Monday, January 21, 2008

Locks and Backups

I got the stupid locks hooked up, by getting up at 3am this morning.

I'm working on a cross between Thief and Rogue. It seemed like it might be fun to try and implement stealth gameplay in a turn-based game.

Stealth gameplay is all about getting into places while avoiding detection. There are several challenges in making it fun.

The biggest challenge is that it has strong positive feedback: the worse you're doing, the harder it gets. Once you're detected, guards summon more guards, alarms go off, and so forth. As a designer you want your games to have softer failure modes, where the player doesn't have to die and reload from the last save.

One way to soften things is to make the player character much faster than the enemies, so they can run away. The guards will give up the chase after a short time and return to their patrols, effectively resetting the game.

In a turn-based game it's hard to give different characters different speeds. Some games have speed ratings for characters that determine their turn order. Faster characters will periodically get to make two moves in between slower characters' moves. This makes the interface more complicated, though; it's hard to know when each enemy will move.

I've opted to give enemies slightly reduced movement abilities, instead. Guards cannot cut diagonally around corners. By running around several corners, you can gain distance from guards, eventually losing them. They move to the last place they saw you, look around a bit, and then return to their patrols.

Locks

Of course, it wouldn't be a stealth game without locked doors. Locks are essentially a way to keep the player standing in a dangerous place for a period of time, hoping that a guard won't come by.

Lockpicking is usually pretty stupid in games. The Thief series' lockpicking boils down to a timer; when it expires, you've got the door open.

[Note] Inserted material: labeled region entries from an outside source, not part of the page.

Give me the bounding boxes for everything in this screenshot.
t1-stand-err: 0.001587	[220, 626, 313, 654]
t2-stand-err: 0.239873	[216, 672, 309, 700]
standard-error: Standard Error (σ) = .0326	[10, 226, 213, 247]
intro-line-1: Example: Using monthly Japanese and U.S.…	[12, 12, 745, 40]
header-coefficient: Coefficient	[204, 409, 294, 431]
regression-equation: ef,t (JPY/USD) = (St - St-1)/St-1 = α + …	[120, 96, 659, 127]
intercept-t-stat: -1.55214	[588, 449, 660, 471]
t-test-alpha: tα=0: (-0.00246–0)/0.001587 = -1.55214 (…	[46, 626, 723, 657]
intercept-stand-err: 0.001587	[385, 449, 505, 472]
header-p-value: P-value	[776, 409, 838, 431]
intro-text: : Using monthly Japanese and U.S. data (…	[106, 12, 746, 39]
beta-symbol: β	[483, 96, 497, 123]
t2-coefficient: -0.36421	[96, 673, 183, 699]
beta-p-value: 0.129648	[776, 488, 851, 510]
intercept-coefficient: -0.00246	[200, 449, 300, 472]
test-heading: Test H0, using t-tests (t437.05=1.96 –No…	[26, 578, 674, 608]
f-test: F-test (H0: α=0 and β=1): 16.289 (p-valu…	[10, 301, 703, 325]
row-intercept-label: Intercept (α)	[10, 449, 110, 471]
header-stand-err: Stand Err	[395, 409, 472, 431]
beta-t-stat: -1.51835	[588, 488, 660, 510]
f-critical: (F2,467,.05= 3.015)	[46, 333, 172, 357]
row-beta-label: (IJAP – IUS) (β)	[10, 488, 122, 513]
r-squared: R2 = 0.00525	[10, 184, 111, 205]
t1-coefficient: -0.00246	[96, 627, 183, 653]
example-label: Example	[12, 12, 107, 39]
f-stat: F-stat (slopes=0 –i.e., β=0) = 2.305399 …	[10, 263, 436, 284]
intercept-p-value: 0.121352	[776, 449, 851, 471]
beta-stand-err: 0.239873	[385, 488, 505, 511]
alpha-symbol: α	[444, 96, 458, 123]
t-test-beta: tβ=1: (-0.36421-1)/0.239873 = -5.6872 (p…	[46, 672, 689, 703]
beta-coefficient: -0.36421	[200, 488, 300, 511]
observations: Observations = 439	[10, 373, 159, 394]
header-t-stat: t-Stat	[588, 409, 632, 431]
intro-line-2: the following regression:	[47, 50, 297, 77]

I've got a simple minigame for mine that has a small memory element. You are presented with the digits 1-N, where N increases for harder locks. You have to push all N digits in the correct order. As long as you are pushing them correctly, they light up. If you push an incorrect digit, the puzzle resets and you have to start at the beginning again. The ordering is determined for each lock in the game at startup and doesn't change, so if you need to pick a second lock of the same type, you can do it in N turns as long as you remember the order.

Backups

I was doing backups to a USB hard drive, but it was still too manual for me. I had to get the drive out, hook it up, and run the backup. Also, I only have one external hard drive so my backups were not offsite.

I'm trying out JungleDisk now. It's an online backup system that uses Amazon's S3 storage. This means the data storage part is generic and can be accessed independently of the JungleDisk software. JungleDisk is also fairly generic; it maps the Amazon storage to a drive letter, so you can use it just like another drive. I could probably use Windows Backup onto it if I wanted.

The pricing is $20 for the JungleDisk software, and then whatever it costs for the Amazon S3 space. Amazon charges for space and bandwidth, so you only pay for what you use. The rates seem pretty reasonable, especially compared to some of the flat-rate online backup services I looked at, like Mozy ($5/month). Amazon's rates are 15 cents per gigabyte per month for storage, and 10 cents per gigabyte of upload bandwidth. Download bandwidth costs at most 18 cents per gigabyte.